According to video of the incident that Musk posted, the member of Musk’s security team confronted Collado while sitting in the car wearing gloves and a hood. “Yeah, pretty sure. I got you,” a member of Musk’s security team can be heard saying in the video.
It is unknown what happened between the two men before they arrived at the gas station. There is no indication in the videos shared with The Post that Musk’s children were present.
Collado claimed he was making Uber Eats deliveries and visiting a friend when he stopped at the gas station, saying Musk’s security worker confronted him for no reason. Collado said he believed Musk was monitoring his location in real time.
Two videos of the altercation Collado shared with The Post show him getting out of his rental car and pulling up in front of a Toyota driven by Musk’s security worker.
Shortly after the incident, South Pasadena police officers arrived at the gas station, questioned Collado and told him they would file a report, Collado said.
On Saturday, Collado tweeted to Musk: “I’m the guy in this video… You have connections to me and have stalked me and my family for over a year.” Collado said he had not been contacted by police since Tuesday night.
After the gas station incident, Twitter changed its rules to prohibit the sharing of all “live location information,” including links to other websites that indicated “travel routes, actual physical location, or other identifying information that would reveal the location of a person, regardless of whether this information is publicly available.
It also suspended @ElonJet, its operator, Jack Sweeney, and dozens of its other plane-tracking accounts, which monitored the public movements of sports teams, political figures, and Russian oligarchs.
Twitter also suspended journalists from The Post, New York Times, CNN and other news organizations that were covering the @ElonJet suspensions.

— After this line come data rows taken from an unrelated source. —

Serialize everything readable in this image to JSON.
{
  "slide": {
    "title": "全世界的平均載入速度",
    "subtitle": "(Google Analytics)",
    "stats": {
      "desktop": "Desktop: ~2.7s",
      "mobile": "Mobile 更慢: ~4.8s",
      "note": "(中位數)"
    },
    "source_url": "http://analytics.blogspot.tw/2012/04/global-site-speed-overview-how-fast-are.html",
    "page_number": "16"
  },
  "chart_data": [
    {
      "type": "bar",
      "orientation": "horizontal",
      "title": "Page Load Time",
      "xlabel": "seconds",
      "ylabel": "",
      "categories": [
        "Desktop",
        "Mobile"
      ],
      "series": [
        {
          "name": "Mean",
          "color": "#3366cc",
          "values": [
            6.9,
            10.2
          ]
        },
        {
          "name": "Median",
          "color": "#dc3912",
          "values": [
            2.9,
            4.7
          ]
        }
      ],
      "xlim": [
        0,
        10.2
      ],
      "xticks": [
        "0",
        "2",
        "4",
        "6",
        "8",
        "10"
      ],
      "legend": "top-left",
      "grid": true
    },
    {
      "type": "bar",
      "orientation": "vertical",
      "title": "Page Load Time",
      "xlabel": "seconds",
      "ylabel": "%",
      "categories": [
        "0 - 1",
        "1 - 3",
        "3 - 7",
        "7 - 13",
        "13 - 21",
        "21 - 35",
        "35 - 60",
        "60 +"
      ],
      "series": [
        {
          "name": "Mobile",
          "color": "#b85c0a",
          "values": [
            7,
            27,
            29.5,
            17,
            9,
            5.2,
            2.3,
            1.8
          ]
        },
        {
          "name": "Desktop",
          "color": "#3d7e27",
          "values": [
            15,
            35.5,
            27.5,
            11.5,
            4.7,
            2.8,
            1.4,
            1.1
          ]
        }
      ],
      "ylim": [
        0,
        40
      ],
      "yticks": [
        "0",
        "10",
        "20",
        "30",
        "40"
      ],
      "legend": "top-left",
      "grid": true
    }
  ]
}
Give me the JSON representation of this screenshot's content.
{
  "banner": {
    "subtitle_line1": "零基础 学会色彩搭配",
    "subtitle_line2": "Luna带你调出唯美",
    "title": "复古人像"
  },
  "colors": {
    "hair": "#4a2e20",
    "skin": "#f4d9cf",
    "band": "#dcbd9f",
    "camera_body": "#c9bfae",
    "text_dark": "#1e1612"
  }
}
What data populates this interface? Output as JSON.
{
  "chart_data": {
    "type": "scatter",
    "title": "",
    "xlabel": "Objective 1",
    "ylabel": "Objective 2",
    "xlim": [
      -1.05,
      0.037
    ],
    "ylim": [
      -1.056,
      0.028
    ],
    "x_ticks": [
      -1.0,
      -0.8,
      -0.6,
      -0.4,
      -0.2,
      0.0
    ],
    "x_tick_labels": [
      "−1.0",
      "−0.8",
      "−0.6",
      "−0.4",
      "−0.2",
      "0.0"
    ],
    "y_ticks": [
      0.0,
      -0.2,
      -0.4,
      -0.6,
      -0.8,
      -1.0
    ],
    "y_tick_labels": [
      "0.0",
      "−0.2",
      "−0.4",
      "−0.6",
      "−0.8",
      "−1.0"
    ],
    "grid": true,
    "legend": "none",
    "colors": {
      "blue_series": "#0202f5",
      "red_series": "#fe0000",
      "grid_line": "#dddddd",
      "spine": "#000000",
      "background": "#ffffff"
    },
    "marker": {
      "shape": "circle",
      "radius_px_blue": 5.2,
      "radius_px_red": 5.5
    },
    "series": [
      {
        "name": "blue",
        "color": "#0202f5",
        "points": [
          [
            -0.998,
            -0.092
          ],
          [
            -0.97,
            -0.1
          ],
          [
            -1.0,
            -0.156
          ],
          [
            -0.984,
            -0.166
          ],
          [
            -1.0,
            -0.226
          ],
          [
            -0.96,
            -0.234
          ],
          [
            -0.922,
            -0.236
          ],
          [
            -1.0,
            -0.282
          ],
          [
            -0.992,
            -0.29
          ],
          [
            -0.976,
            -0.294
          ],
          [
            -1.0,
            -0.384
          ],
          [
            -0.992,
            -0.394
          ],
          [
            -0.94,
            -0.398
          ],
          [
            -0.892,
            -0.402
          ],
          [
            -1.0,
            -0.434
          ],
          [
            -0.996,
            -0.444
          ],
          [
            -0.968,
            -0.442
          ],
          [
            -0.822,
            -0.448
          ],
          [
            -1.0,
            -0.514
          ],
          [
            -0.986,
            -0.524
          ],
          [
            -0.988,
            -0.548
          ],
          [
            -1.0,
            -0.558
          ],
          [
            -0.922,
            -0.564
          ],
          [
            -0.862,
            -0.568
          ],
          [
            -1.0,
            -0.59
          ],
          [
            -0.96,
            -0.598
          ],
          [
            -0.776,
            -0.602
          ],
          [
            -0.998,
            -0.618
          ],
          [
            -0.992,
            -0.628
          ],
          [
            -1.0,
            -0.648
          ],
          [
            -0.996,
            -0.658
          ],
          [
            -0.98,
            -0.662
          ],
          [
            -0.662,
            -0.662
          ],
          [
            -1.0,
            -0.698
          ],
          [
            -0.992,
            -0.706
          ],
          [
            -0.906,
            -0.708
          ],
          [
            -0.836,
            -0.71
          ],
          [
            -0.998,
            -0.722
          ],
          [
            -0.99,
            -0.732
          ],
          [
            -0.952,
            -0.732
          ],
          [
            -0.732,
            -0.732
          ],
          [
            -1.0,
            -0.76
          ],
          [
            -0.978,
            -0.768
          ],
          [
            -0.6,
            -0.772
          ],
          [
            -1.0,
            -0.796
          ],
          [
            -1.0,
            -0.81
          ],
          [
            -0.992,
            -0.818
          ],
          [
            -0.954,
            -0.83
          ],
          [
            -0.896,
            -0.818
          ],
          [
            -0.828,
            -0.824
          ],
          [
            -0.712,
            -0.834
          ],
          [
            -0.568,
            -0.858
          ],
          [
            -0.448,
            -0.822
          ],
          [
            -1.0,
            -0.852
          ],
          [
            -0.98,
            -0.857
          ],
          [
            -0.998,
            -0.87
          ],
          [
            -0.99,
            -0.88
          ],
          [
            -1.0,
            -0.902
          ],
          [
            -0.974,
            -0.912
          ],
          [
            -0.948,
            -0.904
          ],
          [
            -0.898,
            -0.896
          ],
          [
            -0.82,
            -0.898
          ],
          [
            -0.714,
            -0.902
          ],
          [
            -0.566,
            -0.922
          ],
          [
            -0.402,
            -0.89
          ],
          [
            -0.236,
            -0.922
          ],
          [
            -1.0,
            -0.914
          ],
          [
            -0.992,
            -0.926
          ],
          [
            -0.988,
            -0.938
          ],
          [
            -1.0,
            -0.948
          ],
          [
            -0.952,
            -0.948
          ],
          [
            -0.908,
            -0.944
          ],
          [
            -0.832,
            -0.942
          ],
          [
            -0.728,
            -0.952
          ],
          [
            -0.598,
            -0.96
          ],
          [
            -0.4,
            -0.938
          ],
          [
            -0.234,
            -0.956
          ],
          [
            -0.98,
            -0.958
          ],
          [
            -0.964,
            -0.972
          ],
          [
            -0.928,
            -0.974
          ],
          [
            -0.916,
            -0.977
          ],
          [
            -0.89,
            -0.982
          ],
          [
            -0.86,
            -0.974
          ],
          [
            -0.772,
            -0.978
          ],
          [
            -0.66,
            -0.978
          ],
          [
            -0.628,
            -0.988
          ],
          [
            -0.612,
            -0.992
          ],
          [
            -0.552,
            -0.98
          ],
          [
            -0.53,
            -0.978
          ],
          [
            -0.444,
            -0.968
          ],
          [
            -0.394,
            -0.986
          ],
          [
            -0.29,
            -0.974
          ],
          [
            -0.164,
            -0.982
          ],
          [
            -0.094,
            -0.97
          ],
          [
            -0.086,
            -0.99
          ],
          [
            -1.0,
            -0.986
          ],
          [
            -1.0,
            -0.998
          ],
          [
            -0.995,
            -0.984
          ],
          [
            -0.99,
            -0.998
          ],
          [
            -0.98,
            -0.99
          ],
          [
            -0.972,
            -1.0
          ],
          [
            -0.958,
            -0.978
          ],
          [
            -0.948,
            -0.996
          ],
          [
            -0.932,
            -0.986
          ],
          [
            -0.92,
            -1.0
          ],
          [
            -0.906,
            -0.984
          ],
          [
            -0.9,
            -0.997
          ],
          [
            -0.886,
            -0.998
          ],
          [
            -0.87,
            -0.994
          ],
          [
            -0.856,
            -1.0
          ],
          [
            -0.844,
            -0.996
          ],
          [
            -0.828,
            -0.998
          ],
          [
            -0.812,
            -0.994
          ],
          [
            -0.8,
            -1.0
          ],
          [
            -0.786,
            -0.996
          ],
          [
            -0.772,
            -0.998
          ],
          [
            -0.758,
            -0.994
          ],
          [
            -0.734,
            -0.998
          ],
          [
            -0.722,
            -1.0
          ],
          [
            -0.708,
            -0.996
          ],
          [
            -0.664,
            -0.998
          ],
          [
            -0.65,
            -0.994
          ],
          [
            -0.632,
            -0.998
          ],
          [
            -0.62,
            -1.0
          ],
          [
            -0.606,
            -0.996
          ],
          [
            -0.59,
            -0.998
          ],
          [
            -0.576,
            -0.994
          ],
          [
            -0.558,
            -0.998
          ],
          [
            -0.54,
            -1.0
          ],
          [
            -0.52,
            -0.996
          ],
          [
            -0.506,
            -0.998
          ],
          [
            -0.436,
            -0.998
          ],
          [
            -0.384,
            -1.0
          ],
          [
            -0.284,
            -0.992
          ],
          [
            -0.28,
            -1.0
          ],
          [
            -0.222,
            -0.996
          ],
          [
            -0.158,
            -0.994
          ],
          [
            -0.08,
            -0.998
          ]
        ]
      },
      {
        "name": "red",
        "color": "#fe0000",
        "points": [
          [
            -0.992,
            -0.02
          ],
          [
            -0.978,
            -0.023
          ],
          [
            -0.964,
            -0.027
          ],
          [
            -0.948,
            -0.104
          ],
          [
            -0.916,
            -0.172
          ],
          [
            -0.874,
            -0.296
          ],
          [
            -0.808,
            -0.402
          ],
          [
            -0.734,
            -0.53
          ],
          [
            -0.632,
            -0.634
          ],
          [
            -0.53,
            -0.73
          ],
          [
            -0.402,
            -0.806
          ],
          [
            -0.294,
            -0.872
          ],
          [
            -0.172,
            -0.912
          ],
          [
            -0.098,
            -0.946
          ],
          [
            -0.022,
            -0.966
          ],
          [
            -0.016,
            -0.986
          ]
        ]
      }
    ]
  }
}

Two former employees in contact with Twitter staff told The Post that the suspensions were at one point flagged as “Elon’s address.”
Musk’s representatives previously asked the Federal Aviation Administration to limit the sharing of certain flight records, using a program known as Displayed Aircraft Data Limitation. But such requests do not prevent the transmission of ADS-B data, which comes from unscrambled signals transmitted from airplanes that can be received by anyone with the proper equipment on the ground.
On Sunday, Musk posted videos showing him attending the World Cup championship game in Qatar. When some in the stands shared photos showing Musk in attendance, Twitter users noted that the details could be classified as real-time location information, like the kind Musk had labeled “murder coordinates,” and no longer. they were allowed.
Alice Crites contributed to this report.